Daily Brief - Why AI is able to time the market

TLDR: We have been getting a lot of questions from our users about the Toggle Leading Indicator in recent months: specifically, how has it been able to correctly anticipate the gyrations in the market starting with the spring run up and through the summer correction. Does the AI have a crystal ball, at long last?

Toggle Chart

Not really. It just works harder than anyone (and anything) else. Gone are the days when a lone analyst could fathom the ocean of data the AI can crunch. It's not just about its computational muscles; it's about connecting the dots.

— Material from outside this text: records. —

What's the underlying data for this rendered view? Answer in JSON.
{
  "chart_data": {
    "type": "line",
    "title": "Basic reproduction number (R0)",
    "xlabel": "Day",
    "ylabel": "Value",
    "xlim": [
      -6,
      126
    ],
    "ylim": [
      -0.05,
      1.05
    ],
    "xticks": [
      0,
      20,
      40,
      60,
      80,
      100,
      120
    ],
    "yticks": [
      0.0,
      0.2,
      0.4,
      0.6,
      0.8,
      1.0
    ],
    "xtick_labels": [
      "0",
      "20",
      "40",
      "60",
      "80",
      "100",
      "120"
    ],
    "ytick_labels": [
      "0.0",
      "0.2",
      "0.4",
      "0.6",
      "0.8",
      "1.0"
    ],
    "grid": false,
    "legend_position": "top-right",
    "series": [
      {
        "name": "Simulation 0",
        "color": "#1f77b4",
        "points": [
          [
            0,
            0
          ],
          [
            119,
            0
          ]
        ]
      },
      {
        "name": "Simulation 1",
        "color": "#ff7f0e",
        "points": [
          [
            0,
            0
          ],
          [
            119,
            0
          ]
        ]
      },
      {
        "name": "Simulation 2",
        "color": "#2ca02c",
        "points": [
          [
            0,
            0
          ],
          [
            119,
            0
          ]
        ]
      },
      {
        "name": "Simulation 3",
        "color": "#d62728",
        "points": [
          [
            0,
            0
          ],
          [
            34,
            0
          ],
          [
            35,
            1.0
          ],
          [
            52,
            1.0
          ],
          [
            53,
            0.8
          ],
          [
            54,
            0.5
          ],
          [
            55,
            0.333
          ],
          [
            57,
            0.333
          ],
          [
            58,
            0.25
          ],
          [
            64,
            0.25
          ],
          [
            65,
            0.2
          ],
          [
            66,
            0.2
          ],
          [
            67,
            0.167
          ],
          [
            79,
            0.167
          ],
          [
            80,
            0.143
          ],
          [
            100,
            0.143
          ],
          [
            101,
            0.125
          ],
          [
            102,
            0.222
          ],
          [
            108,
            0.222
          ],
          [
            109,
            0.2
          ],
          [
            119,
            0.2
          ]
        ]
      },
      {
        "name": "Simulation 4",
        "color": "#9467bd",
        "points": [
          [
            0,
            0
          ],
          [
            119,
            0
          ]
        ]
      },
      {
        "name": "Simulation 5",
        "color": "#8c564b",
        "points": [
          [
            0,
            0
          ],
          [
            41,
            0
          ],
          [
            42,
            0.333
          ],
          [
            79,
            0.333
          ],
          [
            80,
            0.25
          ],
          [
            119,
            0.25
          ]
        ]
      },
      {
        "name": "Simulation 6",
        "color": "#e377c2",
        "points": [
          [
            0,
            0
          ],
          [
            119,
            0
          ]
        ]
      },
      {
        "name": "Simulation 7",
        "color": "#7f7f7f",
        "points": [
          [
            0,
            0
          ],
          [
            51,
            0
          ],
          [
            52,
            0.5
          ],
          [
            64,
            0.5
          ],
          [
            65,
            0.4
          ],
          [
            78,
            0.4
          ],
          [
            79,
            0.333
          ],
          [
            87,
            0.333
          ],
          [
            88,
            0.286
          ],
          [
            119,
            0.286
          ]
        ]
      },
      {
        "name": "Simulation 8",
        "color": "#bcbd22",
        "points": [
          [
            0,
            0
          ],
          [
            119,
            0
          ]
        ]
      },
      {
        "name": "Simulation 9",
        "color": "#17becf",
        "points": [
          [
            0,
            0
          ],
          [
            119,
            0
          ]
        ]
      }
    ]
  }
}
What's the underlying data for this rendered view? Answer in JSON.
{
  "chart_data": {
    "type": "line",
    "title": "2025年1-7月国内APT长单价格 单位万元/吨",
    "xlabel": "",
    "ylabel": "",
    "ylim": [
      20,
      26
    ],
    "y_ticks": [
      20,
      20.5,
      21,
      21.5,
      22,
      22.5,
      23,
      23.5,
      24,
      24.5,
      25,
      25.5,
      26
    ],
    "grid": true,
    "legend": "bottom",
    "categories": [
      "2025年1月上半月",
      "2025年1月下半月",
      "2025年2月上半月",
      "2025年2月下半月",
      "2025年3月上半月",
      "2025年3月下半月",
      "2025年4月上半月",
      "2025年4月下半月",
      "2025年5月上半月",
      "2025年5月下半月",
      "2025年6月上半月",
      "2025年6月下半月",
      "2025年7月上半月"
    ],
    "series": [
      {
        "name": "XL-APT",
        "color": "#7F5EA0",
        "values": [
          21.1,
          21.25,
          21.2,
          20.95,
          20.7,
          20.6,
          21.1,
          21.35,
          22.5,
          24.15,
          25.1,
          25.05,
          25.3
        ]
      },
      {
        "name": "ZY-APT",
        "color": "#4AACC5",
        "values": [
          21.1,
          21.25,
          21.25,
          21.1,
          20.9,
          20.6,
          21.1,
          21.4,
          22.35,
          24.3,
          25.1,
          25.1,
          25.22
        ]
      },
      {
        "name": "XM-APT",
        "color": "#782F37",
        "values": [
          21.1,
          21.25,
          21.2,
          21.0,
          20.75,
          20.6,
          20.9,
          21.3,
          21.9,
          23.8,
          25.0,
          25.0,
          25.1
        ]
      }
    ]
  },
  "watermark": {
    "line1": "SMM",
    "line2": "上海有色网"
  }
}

A surprising amount of alpha in the market comes from putting in the hours rather than magic (or super fast trading). But because there are now many, many market analysts willing to make that sacrifice, the bar has understandably risen. Yet even the hardest working analyst has to make some choices: they can’t look at and analyze EVERYTHING. Until AI - and cloud computing - came along, making it suddenly possible to make no such compromises. The Toggle Terminal does actually look at everything.

Take the relationship between interest rates and individual securities. Rising interest rates aren't universally bad news. It also matters whether it’s the back end, or the front end of the yield curve that’s rising the most. Banks, for instance, cheer on as the yield curve gets all "bear steepened" (back end rising faster) because they generally borrow short term and lend long term. But what’s good for banks may be bad for homebuilders: expensive house financing (because 30-yr mortgage yields rocket higher) slows down demand for new construction and they’re stuck with large inventories of land.

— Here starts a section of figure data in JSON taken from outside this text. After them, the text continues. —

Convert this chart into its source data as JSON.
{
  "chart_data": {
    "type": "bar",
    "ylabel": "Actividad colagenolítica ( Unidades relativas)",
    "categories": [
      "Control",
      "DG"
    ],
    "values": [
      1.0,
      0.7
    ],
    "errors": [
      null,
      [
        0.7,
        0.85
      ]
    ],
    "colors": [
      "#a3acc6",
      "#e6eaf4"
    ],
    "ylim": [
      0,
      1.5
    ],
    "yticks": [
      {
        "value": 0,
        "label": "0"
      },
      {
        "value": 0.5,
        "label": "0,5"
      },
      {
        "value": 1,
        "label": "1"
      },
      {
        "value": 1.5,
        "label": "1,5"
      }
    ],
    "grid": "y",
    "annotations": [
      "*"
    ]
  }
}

Or let’s instead look at the buy-the-dip approach, scanning “biggest mover” screens. An enticing 5% dip might scream "buying spree" for one stock but could signal an impending nosedive for another. Buying NVDA down 10% has been a good strategy. Nikola (NKLA) was a sell even at -20, moving down even faster than its trucks rolling down the hill in the fake demo. Spotting these nuances? It takes a thorough analysis of the individual stock’s price history to make an educated guess about its behavior under pressure.

TL;DR, tools like the Toggle Terminal will endow investors with a new superpower. It won’t complete the entire market puzzle - the machinery is far too complex for that - but it hands us enough pieces that fit to make the rest just a little bit easier.

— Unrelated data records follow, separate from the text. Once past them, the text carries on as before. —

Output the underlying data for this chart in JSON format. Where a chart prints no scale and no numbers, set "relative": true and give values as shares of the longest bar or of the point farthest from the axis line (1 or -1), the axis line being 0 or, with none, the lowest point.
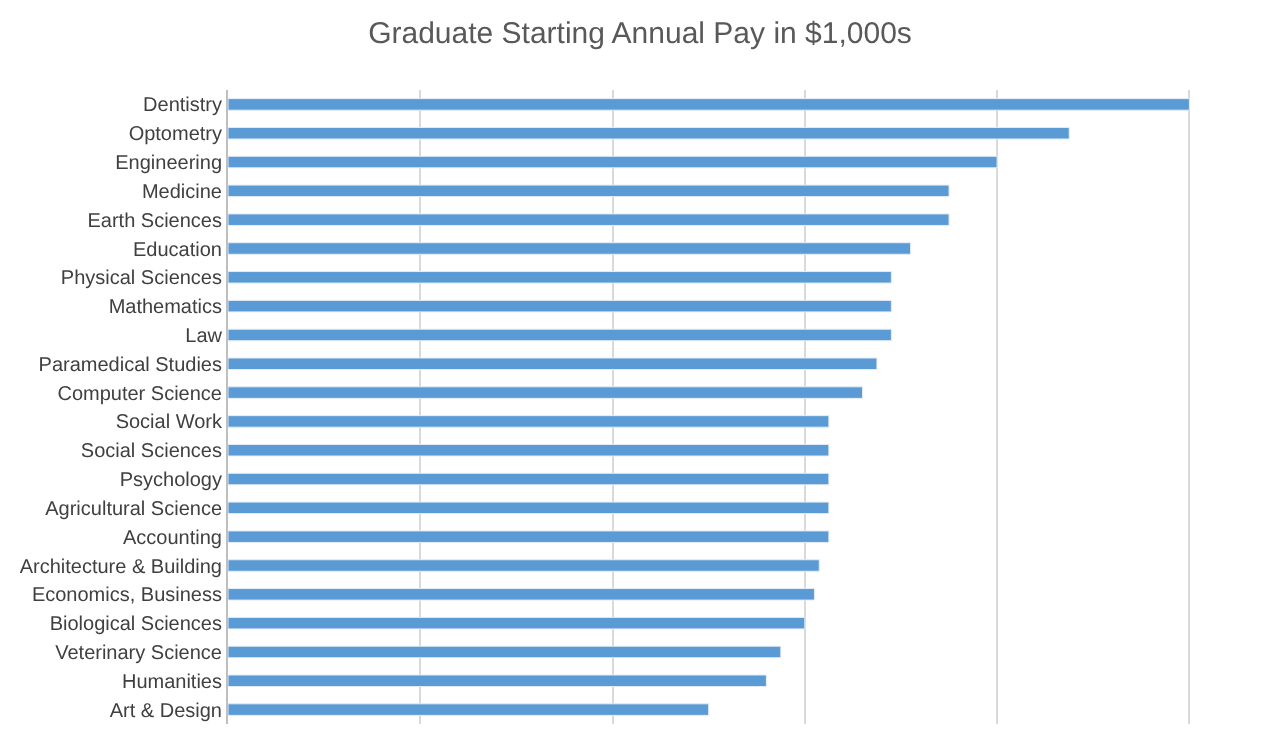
{
  "chart_data": {
    "type": "bar",
    "orientation": "horizontal",
    "relative": true,
    "title": "Graduate Starting Annual Pay in $1,000s",
    "categories": [
      "Dentistry",
      "Optometry",
      "Engineering",
      "Medicine",
      "Earth Sciences",
      "Education",
      "Physical Sciences",
      "Mathematics",
      "Law",
      "Paramedical Studies",
      "Computer Science",
      "Social Work",
      "Social Sciences",
      "Psychology",
      "Agricultural Science",
      "Accounting",
      "Architecture & Building",
      "Economics, Business",
      "Biological Sciences",
      "Veterinary Science",
      "Humanities",
      "Art & Design"
    ],
    "values": [
      1,
      0.875,
      0.8,
      0.75,
      0.75,
      0.71,
      0.69,
      0.69,
      0.69,
      0.675,
      0.66,
      0.625,
      0.625,
      0.625,
      0.625,
      0.625,
      0.615,
      0.61,
      0.6,
      0.575,
      0.56,
      0.5
    ],
    "color": "#5b9bd5",
    "grid": "x",
    "legend": false
  }
}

Market Movers: Sectors response to a bearish TLI

Here are the historically best and worst performing US sectors on 1-month horizon, when the TLI has historically been bearish:

Top 3

  1. S&P Energy: 2.81%
  2. S&P Financials: 1.47%
  3. S&P Real Estate: 1.12%

Bottom 3

  1. S&P Consumer Discretionary: -1.79%
  2. S&P Utilities: -0.98%
  3. S&P Materials: -0.64%

Earnings Spotlight: Oracle reports on Monday

Oracle (ORCL)

Oracle (ORCL) is set to report its earnings next week, following a strong 2024 performance driven by its cloud business.

Investors are particularly focused on whether Oracle can maintain its growth momentum, especially in its Oracle Cloud Infrastructure (OCI) division. Shares have surged over 30% this year, fueled by OCI's role in the company’s transition from on-premises software to cloud-based services.

Analysts expect Oracle's adjusted earnings for the quarter to rise 12% year-over-year to $1.33 per share, with revenue projected to increase 6.3% to $13.2 billion. A key focus will be OCI's growth rate, which saw a 42% increase last quarter. However, challenges remain, such as building AI-capable data centers to meet rising demand.